Creating security decision trees enables security teams to effectively threat model systems. In a chaos engineering context, they help teams map how tools and systems are intended to work versus how they actually work. Using Deciduous, security teams can visualize potential attacker actions and defender mitigations in graph form.
Adapt chaos engineering tools for security
Companies should also consider using existing chaos engineering tools in security scenarios.
"A lot of existing chaos engineering tools conduct experiments related to availability," Shortridge said. "In theory, you can repurpose some of them for security, for example to simulate a distributed denial-of-service attack or excess traffic."
"Production systems frequently experience various levels of degradation and misconfiguration," said Jim Scheibmeir, an analyst at Gartner. Fortunately for companies, he said, the majority of chaos engineering tools providing this hypothesis-driven experimentation are open source.
For example, Netflix has the following suite of tools companies can customize to their needs:
- Chaos Monkey is an open source tool that introduces random failures into applications.

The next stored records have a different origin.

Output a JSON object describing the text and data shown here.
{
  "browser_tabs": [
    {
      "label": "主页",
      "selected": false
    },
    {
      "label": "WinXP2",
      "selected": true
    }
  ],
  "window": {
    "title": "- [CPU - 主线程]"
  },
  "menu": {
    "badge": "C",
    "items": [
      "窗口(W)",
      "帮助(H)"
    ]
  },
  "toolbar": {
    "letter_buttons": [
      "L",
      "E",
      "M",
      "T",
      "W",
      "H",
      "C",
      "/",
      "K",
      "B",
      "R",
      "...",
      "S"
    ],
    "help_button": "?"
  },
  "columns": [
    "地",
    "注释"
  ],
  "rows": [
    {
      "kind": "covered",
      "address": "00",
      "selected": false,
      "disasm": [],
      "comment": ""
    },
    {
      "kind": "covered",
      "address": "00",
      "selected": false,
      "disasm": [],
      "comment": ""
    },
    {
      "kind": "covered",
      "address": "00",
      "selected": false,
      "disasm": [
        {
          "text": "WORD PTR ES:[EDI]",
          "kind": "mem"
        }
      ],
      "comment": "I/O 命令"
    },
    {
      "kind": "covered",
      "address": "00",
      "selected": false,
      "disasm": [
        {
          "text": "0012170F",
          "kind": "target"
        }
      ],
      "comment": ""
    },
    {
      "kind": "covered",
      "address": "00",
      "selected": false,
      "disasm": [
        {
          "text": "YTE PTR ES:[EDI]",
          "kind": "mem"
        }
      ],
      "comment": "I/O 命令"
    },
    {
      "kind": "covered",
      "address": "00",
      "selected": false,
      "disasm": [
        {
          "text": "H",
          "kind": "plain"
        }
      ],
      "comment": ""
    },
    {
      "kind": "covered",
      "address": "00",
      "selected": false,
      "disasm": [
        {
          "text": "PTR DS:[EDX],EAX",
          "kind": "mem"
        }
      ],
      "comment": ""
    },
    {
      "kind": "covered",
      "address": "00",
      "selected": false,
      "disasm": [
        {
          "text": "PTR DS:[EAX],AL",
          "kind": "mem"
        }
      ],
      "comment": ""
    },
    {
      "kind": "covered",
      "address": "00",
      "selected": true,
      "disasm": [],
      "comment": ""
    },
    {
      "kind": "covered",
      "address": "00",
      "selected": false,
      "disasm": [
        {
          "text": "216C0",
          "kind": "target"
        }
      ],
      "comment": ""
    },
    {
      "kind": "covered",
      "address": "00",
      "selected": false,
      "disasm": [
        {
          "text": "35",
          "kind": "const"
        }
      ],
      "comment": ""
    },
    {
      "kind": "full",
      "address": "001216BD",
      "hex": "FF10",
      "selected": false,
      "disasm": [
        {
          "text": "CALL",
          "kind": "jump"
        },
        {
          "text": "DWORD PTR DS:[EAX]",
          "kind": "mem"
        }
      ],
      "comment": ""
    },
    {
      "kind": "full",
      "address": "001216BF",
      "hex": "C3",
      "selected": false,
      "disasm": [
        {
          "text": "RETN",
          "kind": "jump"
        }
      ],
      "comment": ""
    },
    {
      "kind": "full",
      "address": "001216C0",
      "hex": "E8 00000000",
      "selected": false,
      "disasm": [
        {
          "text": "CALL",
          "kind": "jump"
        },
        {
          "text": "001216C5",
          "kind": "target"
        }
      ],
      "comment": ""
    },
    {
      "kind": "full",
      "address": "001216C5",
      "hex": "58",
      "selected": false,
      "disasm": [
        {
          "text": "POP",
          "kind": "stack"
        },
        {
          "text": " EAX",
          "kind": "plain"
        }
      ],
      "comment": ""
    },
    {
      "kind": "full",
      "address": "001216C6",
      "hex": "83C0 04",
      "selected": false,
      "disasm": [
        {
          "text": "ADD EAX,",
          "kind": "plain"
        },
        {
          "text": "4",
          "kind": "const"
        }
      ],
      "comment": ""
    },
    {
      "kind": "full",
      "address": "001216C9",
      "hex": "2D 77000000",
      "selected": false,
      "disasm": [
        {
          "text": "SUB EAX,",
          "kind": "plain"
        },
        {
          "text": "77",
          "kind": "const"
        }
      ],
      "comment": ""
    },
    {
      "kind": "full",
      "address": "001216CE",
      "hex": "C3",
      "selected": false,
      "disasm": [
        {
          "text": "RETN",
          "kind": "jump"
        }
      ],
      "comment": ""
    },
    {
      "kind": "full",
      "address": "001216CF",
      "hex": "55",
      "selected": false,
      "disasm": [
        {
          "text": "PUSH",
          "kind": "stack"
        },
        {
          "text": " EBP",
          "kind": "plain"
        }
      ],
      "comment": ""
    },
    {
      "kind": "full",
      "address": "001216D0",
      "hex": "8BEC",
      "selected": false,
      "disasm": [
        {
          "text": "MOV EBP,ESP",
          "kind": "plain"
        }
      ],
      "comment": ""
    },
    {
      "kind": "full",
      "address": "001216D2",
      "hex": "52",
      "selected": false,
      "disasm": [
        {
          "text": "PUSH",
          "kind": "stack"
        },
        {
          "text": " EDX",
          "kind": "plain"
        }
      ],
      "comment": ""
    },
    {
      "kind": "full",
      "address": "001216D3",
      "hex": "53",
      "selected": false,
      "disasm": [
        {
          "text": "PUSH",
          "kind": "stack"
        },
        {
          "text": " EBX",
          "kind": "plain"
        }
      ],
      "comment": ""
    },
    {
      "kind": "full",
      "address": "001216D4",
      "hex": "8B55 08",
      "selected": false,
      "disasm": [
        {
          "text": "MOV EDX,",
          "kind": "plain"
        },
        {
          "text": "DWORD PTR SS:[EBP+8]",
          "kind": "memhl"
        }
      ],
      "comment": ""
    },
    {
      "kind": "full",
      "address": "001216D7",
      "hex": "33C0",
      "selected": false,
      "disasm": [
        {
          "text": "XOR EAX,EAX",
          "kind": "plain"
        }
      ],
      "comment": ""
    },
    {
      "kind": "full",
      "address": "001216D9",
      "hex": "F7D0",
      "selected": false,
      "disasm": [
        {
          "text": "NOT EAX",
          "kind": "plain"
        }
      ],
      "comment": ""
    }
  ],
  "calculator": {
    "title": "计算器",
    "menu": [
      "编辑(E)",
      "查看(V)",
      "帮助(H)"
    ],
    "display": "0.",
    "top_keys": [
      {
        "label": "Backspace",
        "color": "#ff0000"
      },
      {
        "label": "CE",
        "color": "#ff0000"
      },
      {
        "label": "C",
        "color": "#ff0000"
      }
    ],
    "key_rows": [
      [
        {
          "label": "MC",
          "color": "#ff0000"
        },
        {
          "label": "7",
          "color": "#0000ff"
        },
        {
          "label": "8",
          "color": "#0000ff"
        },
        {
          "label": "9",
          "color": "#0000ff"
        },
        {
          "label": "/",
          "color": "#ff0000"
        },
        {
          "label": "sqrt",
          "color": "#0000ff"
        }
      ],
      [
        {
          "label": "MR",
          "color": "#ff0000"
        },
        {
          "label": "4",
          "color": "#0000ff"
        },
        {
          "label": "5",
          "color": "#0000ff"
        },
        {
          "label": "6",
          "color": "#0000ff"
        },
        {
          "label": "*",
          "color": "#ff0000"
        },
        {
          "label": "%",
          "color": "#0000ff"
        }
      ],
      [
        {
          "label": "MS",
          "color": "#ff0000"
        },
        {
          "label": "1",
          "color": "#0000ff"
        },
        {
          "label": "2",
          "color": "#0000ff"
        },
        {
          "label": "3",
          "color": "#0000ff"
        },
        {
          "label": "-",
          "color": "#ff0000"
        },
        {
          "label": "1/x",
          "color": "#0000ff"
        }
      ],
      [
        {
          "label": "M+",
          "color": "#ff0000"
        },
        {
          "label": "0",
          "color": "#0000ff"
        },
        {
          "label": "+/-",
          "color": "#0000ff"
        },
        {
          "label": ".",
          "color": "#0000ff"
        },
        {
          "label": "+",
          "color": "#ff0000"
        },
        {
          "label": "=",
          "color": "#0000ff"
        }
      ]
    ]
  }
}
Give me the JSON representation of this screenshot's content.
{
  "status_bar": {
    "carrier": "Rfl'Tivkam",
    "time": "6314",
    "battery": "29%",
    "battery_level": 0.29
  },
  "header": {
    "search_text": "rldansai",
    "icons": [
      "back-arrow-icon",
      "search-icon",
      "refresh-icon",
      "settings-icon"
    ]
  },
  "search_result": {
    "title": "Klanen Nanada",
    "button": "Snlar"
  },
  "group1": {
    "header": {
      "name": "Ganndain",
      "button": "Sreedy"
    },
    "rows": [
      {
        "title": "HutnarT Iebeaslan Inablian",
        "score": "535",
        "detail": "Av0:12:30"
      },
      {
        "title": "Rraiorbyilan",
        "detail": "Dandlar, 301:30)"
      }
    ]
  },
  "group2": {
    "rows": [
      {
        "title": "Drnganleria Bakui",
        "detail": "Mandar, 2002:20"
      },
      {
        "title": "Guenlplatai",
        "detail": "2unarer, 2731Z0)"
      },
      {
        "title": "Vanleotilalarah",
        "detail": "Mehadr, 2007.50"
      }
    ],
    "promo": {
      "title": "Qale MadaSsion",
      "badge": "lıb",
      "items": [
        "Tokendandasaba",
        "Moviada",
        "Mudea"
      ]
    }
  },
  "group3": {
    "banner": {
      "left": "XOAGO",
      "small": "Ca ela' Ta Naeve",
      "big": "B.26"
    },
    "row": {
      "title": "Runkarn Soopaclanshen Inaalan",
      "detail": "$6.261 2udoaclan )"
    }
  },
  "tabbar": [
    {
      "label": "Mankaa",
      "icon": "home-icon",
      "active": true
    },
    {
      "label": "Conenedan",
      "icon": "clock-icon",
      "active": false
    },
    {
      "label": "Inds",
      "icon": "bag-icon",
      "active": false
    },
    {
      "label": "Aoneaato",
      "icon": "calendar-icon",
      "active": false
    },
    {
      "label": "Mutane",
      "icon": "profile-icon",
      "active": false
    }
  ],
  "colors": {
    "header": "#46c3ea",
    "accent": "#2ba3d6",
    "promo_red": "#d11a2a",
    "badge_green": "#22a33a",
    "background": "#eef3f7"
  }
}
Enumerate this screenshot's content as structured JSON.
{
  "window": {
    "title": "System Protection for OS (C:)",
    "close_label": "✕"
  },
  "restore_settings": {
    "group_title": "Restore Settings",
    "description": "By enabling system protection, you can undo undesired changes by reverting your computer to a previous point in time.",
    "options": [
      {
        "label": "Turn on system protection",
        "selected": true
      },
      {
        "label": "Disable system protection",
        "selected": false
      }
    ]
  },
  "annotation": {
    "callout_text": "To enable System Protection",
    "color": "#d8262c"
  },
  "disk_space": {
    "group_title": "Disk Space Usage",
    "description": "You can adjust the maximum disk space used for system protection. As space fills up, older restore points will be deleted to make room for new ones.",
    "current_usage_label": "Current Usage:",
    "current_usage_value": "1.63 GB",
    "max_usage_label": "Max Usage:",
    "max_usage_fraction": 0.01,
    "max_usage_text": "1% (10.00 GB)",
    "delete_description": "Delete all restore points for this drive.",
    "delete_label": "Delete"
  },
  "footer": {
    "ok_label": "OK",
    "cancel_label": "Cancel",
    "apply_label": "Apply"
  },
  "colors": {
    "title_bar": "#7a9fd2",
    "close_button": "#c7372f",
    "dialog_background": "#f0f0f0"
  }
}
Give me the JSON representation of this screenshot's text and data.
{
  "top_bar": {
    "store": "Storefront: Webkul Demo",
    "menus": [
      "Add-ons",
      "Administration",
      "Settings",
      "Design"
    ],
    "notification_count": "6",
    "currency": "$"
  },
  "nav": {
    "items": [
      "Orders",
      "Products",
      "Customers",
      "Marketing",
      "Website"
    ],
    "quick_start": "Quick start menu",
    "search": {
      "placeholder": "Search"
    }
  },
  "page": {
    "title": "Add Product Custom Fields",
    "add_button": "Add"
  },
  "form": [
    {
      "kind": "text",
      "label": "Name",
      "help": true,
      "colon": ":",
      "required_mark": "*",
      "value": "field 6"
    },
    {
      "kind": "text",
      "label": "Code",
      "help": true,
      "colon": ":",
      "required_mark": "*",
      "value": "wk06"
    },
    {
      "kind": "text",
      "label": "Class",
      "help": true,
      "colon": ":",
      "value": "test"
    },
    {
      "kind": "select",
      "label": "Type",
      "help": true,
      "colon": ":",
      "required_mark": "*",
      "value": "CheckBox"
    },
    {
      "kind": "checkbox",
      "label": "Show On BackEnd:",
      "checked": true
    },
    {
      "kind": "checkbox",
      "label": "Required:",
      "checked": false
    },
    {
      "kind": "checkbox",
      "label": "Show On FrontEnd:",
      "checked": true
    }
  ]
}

Netflix uses the tool to randomly turn its servers on and off to observe the resulting behavior.
- Chaos Kong takes Chaos Monkey to the next level. It simulates turning off entire AWS Regions to help engineers discover systemic issues and fix them ahead of potential real-world failures.
- ChAP tests for system failures at the microservice level.
Chaos Toolkit is another open source chaos engineering project that can be adapted for security. The extensible tool enables developers to create and automate experiments for their specific use cases. Developers can implement the Chaos Toolkit via Python functions, HTTP requests or separate processes. With prewritten extensions, developers can connect to a variety of systems through Open API.
Write custom Python or Bash scripts
If existing security chaos engineering tools won't fit the bill, another option is to create your own. Security teams can use Python and Bash to write custom scripts to introduce failures to specific systems and know exactly where issues arise. Custom scripts also make it easier to roll back the system following experiments.
Future of security chaos engineering tools
Because the concept is in its infancy, there aren't many security chaos engineering tools on the market. Expect to see more as the topic takes off.
Rinehart said a to-be-released tool developed by software engineer Matas Kulkovas will run Kubernetes-specific experiments for security resiliency.
Researchers at the University of Potsdam in Germany published a 2020 paper detailing CloudStrike, a tool designed to test security resiliency in cloud infrastructure. It uses security chaos engineering techniques to help security teams find misconfigurations and availability issues in AWS and Google Cloud Platform. The tool has not yet been released.